En medio de esta barahúnda, la reina apuraba sola en el silencio
lúgubre de la alcoba regia el cáliz amargo de la situación más triste
y desairada en que pueda verse quien ha llevado una corona. Los
cortesanos huían de ella; a cada hora, a cada minuto veía disminuir el
número de los que parecían fieles a su causa, y cada suspiro del rey
moribundo producía una defección en el débil partido de la reina. El
día anterior aún tenía confianza en la guardia de Palacio; pero desde
la mañana del 18 las revelaciones de algunos servidores leales la
advirtieron de que, muerto el rey, la guardia y probablemente todas las
fuerzas del Real Sitio abrazarían el partido del infante.

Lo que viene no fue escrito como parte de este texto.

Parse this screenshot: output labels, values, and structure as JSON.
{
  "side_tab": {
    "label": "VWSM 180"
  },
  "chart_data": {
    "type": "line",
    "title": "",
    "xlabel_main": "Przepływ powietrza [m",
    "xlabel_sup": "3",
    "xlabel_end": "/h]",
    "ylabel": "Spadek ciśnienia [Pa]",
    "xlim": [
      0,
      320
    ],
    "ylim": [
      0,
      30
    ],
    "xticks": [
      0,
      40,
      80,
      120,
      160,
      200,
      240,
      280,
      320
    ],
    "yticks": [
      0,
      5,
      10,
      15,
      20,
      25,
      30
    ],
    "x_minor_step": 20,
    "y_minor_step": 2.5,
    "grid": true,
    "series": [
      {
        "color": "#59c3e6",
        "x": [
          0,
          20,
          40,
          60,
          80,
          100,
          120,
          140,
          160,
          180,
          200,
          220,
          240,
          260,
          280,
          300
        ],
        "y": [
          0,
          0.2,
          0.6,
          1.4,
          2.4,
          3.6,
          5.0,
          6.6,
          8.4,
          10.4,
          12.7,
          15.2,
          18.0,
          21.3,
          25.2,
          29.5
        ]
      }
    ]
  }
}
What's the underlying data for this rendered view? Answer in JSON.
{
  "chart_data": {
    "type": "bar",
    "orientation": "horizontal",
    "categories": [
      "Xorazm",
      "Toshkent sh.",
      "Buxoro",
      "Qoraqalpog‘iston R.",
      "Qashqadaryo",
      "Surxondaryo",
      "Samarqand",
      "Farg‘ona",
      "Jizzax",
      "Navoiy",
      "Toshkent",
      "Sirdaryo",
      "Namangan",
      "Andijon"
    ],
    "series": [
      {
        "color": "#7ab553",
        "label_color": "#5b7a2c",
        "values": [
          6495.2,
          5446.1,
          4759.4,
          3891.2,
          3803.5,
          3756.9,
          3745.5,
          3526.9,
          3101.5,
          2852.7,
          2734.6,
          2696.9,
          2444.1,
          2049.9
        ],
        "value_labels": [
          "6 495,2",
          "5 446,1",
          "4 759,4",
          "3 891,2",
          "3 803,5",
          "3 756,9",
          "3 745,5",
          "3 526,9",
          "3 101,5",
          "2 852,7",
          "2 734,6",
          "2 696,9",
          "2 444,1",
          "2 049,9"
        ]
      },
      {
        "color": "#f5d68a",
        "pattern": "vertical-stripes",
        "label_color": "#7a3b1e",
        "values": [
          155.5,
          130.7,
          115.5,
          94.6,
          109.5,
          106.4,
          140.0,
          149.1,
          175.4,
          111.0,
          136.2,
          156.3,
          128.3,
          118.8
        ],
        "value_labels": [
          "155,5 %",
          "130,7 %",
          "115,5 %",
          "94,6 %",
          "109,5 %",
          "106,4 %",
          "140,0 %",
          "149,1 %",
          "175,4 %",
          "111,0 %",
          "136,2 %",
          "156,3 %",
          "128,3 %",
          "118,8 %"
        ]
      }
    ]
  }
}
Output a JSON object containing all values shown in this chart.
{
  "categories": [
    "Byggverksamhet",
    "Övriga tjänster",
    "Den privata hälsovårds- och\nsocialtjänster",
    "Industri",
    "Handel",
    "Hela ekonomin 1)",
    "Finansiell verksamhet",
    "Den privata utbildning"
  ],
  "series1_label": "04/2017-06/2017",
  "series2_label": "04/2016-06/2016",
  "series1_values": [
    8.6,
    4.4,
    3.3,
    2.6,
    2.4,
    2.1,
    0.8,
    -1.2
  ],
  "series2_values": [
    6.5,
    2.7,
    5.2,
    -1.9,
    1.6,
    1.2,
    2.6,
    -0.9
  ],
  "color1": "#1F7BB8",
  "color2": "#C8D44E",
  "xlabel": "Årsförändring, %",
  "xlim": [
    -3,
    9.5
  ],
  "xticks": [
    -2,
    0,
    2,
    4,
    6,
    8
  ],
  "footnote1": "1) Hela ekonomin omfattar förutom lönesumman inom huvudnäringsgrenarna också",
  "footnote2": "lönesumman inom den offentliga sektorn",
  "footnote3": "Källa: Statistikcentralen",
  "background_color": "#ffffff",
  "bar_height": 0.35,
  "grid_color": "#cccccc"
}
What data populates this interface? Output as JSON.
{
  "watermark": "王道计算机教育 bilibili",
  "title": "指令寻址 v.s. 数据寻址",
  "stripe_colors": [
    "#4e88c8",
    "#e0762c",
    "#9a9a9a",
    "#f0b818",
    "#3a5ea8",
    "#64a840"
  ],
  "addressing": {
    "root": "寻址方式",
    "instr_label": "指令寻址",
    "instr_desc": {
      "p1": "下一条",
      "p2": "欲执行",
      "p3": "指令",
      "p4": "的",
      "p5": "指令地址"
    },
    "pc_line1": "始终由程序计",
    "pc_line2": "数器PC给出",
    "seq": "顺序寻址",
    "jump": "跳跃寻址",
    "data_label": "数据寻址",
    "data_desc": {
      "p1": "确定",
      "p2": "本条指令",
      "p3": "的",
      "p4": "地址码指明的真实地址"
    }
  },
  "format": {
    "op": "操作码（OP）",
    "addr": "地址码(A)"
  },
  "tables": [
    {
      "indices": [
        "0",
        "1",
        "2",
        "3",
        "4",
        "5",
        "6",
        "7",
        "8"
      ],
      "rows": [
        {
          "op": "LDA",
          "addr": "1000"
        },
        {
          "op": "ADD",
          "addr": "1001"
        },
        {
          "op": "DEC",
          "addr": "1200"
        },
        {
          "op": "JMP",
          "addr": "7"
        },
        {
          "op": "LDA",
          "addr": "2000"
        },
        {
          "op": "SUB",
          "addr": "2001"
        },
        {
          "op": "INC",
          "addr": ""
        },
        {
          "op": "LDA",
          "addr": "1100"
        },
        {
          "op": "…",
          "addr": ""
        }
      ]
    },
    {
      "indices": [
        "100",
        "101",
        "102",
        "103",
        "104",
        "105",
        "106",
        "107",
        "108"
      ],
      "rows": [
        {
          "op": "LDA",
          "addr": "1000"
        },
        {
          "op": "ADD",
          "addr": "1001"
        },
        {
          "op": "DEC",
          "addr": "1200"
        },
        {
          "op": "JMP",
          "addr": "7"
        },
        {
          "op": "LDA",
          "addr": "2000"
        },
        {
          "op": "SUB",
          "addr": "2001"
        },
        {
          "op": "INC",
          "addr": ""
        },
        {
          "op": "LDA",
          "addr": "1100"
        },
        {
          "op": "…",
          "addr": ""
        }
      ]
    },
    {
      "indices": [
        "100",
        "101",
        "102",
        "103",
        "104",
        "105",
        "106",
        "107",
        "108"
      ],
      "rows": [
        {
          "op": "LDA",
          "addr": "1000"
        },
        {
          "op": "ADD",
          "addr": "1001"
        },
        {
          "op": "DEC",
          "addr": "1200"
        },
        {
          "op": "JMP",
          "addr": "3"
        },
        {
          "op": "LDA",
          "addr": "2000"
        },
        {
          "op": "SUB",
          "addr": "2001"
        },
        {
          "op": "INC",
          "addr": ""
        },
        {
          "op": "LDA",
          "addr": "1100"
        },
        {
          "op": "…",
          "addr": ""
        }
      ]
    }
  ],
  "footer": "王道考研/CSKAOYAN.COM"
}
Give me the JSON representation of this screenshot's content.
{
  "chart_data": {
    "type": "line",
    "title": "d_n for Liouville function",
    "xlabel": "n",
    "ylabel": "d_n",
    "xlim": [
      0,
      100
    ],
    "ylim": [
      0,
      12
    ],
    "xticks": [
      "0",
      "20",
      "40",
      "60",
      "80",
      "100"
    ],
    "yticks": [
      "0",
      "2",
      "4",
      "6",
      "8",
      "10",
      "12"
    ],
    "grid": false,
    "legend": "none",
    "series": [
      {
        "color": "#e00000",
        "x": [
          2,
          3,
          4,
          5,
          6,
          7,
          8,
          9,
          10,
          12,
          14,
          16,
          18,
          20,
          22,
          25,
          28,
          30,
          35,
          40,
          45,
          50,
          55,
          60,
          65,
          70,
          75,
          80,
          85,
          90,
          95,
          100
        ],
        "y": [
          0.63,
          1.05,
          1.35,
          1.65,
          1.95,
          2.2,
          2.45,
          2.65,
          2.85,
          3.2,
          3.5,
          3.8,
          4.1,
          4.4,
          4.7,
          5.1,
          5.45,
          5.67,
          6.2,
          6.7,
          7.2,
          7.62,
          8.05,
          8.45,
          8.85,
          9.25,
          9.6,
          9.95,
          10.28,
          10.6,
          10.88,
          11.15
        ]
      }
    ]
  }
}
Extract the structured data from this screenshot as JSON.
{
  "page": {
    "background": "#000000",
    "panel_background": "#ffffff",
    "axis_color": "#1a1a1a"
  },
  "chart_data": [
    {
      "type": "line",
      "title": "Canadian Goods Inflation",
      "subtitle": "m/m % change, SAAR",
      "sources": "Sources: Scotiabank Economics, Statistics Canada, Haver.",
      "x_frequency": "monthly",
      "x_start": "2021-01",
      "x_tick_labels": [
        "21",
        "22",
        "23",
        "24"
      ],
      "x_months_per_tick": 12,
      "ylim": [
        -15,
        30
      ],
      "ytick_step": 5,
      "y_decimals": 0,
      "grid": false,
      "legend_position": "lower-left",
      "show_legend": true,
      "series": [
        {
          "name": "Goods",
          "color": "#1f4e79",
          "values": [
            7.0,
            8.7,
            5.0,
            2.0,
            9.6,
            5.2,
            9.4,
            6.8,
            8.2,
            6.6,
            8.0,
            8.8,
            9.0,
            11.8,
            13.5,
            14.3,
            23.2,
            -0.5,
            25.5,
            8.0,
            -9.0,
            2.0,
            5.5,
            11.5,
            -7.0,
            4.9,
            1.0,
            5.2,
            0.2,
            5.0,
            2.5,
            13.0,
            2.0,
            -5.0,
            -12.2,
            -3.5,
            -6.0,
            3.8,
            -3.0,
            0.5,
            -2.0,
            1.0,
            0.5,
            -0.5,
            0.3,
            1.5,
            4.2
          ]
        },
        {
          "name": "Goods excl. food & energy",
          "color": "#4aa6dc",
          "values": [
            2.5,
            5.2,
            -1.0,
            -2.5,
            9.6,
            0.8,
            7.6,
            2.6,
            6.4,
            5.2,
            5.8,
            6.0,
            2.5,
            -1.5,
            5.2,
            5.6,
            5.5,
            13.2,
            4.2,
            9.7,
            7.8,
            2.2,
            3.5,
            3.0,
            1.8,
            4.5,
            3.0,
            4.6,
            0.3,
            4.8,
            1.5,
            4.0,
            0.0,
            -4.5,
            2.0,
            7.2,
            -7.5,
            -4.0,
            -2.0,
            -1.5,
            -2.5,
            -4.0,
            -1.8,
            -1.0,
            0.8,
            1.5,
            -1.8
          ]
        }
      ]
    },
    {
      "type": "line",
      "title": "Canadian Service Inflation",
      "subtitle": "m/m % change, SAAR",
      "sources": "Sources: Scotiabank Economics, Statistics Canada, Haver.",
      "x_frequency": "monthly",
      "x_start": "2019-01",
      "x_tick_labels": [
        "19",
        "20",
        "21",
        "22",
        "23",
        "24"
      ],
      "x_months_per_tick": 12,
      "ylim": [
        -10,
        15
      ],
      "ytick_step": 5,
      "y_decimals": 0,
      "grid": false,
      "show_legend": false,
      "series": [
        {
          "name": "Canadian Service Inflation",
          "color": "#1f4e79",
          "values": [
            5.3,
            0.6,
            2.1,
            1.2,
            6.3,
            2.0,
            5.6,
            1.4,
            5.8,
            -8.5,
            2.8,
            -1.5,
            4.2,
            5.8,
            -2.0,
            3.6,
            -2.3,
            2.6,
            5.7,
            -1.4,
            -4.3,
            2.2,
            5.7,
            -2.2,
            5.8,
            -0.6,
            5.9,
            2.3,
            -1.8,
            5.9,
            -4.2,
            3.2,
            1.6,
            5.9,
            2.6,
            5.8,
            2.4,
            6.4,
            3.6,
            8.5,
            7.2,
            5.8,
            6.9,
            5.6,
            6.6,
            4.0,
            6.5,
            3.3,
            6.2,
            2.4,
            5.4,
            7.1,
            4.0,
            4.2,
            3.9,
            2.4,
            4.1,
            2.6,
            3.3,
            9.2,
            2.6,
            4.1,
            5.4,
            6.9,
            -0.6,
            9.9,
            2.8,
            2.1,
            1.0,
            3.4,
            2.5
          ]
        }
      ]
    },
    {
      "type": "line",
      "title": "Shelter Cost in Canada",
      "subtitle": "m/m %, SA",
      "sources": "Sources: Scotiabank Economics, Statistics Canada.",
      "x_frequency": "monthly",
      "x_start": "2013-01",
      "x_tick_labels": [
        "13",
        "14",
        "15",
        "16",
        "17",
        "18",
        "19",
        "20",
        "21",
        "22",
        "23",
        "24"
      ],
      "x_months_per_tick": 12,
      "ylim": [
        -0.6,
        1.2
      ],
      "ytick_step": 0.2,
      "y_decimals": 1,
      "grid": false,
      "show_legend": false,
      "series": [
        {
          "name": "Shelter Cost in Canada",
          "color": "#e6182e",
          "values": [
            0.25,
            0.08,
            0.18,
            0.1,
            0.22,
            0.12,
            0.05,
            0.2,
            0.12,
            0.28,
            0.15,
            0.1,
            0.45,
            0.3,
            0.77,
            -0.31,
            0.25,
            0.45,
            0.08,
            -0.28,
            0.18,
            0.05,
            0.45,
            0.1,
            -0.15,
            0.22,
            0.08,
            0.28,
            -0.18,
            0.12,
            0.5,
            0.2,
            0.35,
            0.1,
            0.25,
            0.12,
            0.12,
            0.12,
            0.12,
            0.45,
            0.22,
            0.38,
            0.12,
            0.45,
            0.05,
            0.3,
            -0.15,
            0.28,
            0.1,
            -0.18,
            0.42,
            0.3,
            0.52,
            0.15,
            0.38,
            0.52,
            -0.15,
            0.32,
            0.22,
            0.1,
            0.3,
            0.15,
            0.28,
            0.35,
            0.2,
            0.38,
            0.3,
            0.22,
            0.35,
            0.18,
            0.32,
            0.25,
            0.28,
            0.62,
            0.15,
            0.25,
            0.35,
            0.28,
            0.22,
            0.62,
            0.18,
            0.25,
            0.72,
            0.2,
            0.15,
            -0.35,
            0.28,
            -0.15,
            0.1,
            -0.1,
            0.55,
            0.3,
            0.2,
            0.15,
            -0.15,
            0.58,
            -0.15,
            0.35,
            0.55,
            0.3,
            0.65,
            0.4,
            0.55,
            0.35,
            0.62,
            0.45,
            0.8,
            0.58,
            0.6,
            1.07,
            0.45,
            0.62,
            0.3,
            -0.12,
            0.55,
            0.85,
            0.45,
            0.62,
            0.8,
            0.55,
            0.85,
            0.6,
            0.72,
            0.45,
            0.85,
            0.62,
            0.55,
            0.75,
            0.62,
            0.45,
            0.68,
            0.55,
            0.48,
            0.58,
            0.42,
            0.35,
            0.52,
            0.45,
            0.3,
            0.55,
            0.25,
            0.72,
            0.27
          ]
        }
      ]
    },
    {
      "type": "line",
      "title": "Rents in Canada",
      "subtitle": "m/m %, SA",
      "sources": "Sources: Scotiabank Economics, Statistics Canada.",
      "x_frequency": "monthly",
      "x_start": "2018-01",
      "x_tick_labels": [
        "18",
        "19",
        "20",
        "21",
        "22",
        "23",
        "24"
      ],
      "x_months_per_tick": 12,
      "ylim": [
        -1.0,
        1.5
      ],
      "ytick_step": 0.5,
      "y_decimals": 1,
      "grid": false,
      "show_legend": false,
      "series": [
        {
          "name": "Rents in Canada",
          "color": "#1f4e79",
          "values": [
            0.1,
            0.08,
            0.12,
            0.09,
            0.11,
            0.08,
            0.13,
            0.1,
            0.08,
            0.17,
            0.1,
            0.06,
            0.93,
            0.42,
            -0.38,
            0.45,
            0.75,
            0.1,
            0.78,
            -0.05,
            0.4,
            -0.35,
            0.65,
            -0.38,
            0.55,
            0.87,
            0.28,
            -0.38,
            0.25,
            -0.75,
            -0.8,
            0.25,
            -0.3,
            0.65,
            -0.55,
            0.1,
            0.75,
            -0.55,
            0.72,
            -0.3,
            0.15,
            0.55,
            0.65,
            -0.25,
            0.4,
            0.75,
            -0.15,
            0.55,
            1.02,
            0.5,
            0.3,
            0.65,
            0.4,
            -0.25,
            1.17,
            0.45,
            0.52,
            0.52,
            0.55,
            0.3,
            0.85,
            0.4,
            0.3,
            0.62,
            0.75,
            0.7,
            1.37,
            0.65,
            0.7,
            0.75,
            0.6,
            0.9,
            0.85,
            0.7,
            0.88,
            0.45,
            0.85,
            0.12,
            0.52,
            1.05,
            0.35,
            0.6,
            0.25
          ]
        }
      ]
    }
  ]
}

Cristina se vistió en aquellos días el hábito de la Virgen del Carmen,
y con la saya de lana blanca estaba más guapa aún que con manto regio
y corona de diamantes. No salía de la real alcoba sino breves momentos,
cuando el rey parecía sosegado y ella necesitaba ver a sus hijas, o
desahogar su pena en llanto amarguísimo, derramado sin testigos en su
cámara particular. Allí también habla bullicio y movimiento, porque la
servidumbre arreglaba las maletas y embaulaba el ajuar de la reina en
previsión de una fuga precipitada.

Por la noche Cristina no dormía. Sentada junto al lecho del rey,
vigilaba su enfermedad, atendía a sus dolores, preparaba por sí
misma las medicinas y se las daba, dirigíale palabras de esperanza y
consuelo, no permitía que los criados hicieran cosa alguna que pudiera
hacer ella, esclava entonces de sus deberes de esposa con tanto rigor
como la compañera del último súbdito del tirano enfermo. Haciendo
entonces lo que no suelen ni saben hacer generalmente las reinas, María
Cristina se puso una corona de esas que no están sujetas a los azares
de un destronamiento ni a los desaires de la abdicación.

La historia no dice lo que pasó por la mente del atormentador de España
al ver que en pago de sus violencias, de su bárbaro orgullo, de sus
vicios y de su egoísmo brutal, Dios le enviaba aquel ángel en su última
hora para que el autor de tantas agonías viera endulzada la suya y
pudiera morirse en paz, como se mueren los que no han hecho daño a
nadie. Cuando se entraba en la alcoba real, no se podía ver sin horror
el enorme cuerpo del rey en el lecho, hinchado, inmóvil, oprimido por
bizmas, ungido con emplastos, que a pesar de sus virtudes no vencían
los dolores; hecho todo una miseria; conjunto lastimoso de desdichas
físicas, que así remedaban la moral más perversa que ha informado un
alma humana.

Su rostro variaba entre el verdoso de la muerte y el amoratado de la
congestión. Ligeramente incorporado sobre las almohadas, su cabeza
estaba inerte, su mirada fija y mortecina, su nariz colgaba cual si
quisiera caer saltando al suelo, y de su entreabierta boca no salía
sino un quejido constante, que en los breves momentos de sosiego era
estertor difícil. Por fin le tocaba a él también un poco de potro.
Debía de estar su conciencia bastante despierta en aquellos momentos,
porque no se quejaba desesperado como si en el fondo de su alma
existiese una aprobación de aquel horrible quebrantamiento de huesos y
hervor de sangre que sufría. La cama del rey, por el estado de aquel
desdichado cuerpo que desde algún tiempo vivía corrompiéndose, parecía
más bien un ensayo de las descomposiciones del sepulcro. Esto solo es
un elocuente elogio de la cristiana abnegación de la reina.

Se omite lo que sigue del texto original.